Comparative law France–Monaco: preference shares and the 2025 reform

26/05/2025
Monegasque Law No. 1.573 of 8 April 2025 thoroughly modernised company law in Monaco by introducing, for the first time, a clear regime for preference shares (Articles 56 to 58). This mechanism, already well established in French law, allows companies to issue shares with special rights, thereby offering greater legal and financial flexibility.
 


What is a preference share?

It is a share that confers on its holder rights that differ from those of ordinary shares. These rights may be financial, political or informational. They may be issued with or without voting rights, on a permanent or temporary basis, depending on the articles of association.

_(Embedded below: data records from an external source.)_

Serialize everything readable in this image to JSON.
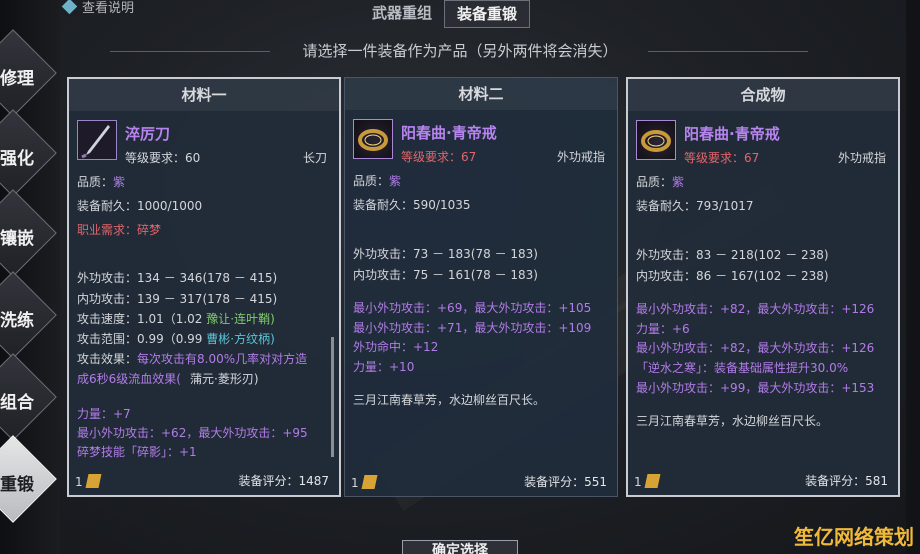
{
  "help_label": "查看说明",
  "top_tabs": [
    "武器重组",
    "装备重锻"
  ],
  "subtitle": "请选择一件装备作为产品（另外两件将会消失）",
  "side_tabs": [
    "修理",
    "强化",
    "镶嵌",
    "洗练",
    "组合",
    "重锻"
  ],
  "panels": [
    {
      "title": "材料一",
      "item_name": "淬厉刀",
      "level_req": "等级要求：60",
      "slot": "长刀",
      "quality_label": "品质：",
      "quality": "紫",
      "durability": "装备耐久：1000/1000",
      "class_req": "职业需求：碎梦",
      "stats": [
        "外功攻击：134 － 346(178 － 415)",
        "内功攻击：139 － 317(178 － 415)",
        "攻击速度：1.01（1.02",
        "攻击范围：0.99（0.99",
        "攻击效果：",
        "成6秒6级流血效果(",
        "蒲元·菱形刃)"
      ],
      "speed_tag": "豫让·连叶鞘)",
      "range_tag": "曹彬·方纹柄)",
      "effect_text": "每次攻击有8.00%几率对对方造",
      "effect_tag": "蒲元·菱形刃",
      "bonuses": [
        "力量：+7",
        "最小外功攻击：+62，最大外功攻击：+95",
        "碎梦技能「碎影」：+1"
      ],
      "count": "1",
      "score": "装备评分：1487"
    },
    {
      "title": "材料二",
      "item_name": "阳春曲·青帝戒",
      "level_req": "等级要求：67",
      "slot": "外功戒指",
      "quality_label": "品质：",
      "quality": "紫",
      "durability": "装备耐久：590/1035",
      "stats": [
        "外功攻击：73 － 183(78 － 183)",
        "内功攻击：75 － 161(78 － 183)"
      ],
      "bonuses": [
        "最小外功攻击：+69，最大外功攻击：+105",
        "最小外功攻击：+71，最大外功攻击：+109",
        "外功命中：+12",
        "力量：+10"
      ],
      "flavor": "三月江南春草芳，水边柳丝百尺长。",
      "count": "1",
      "score": "装备评分：551"
    },
    {
      "title": "合成物",
      "item_name": "阳春曲·青帝戒",
      "level_req": "等级要求：67",
      "slot": "外功戒指",
      "quality_label": "品质：",
      "quality": "紫",
      "durability": "装备耐久：793/1017",
      "stats": [
        "外功攻击：83 － 218(102 － 238)",
        "内功攻击：86 － 167(102 － 238)"
      ],
      "bonuses": [
        "最小外功攻击：+82，最大外功攻击：+126",
        "力量：+6",
        "最小外功攻击：+82，最大外功攻击：+126",
        "「逆水之寒」：装备基础属性提升30.0%",
        "最小外功攻击：+99，最大外功攻击：+153"
      ],
      "flavor": "三月江南春草芳，水边柳丝百尺长。",
      "count": "1",
      "score": "装备评分：581"
    }
  ],
  "confirm_label": "确定选择",
  "watermark": "笙亿网络策划"
}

Examples of special rights:
  1. Financial rights:
    1. Priority or increased dividends
    2. Right to liquidation proceeds before other shareholders
    3. Increased share in profits
    4. Better fortune clause
  1. Political rights:
    1. Removal or modification of voting rights
    2. Veto right on certain strategic decisions
    3. Statutory right to appoint a director
  1. Information rights:
    1. Enhanced right of inspection
    2. Special report by the auditor on compliance with these rights


France vs Monaco

In France, these shares are governed by the Commercial Code and are widely used in joint stock companies (SA, SAS, SCA) to organise governance or attract investors while preserving founding control.
In Monaco, the 2025 reform now aligns the regime with this model, while introducing similar framework conditions:
  1. Limitation to 50% of the capital for non-voting shares
  2. Cap of 25% for listed companies
  3. Exclusive power of the extraordinary general meeting for any issue or conversion
A specific control mechanism is also being introduced in Monaco: holders of preference shares may, at a special meeting, appoint an auditor to verify that their specific rights are being respected.
 


A strategic tool for investors and founders


The convergence of the French and Monegasque regimes enhances the Principality's attractiveness. It now allows Monegasque companies to structure their capital in a sophisticated manner and to welcome investors with tailored rights, while securing relations between shareholders.

It is worth noting that the particular distribution of rights must be taken into account when identifying the beneficial owner within the meaning of Law No. 1.362 of 3 August 2009 on the fight against money laundering, terrorist financing, the proliferation of weapons of mass destruction and corruption, in the context of registration in the register of beneficial owners.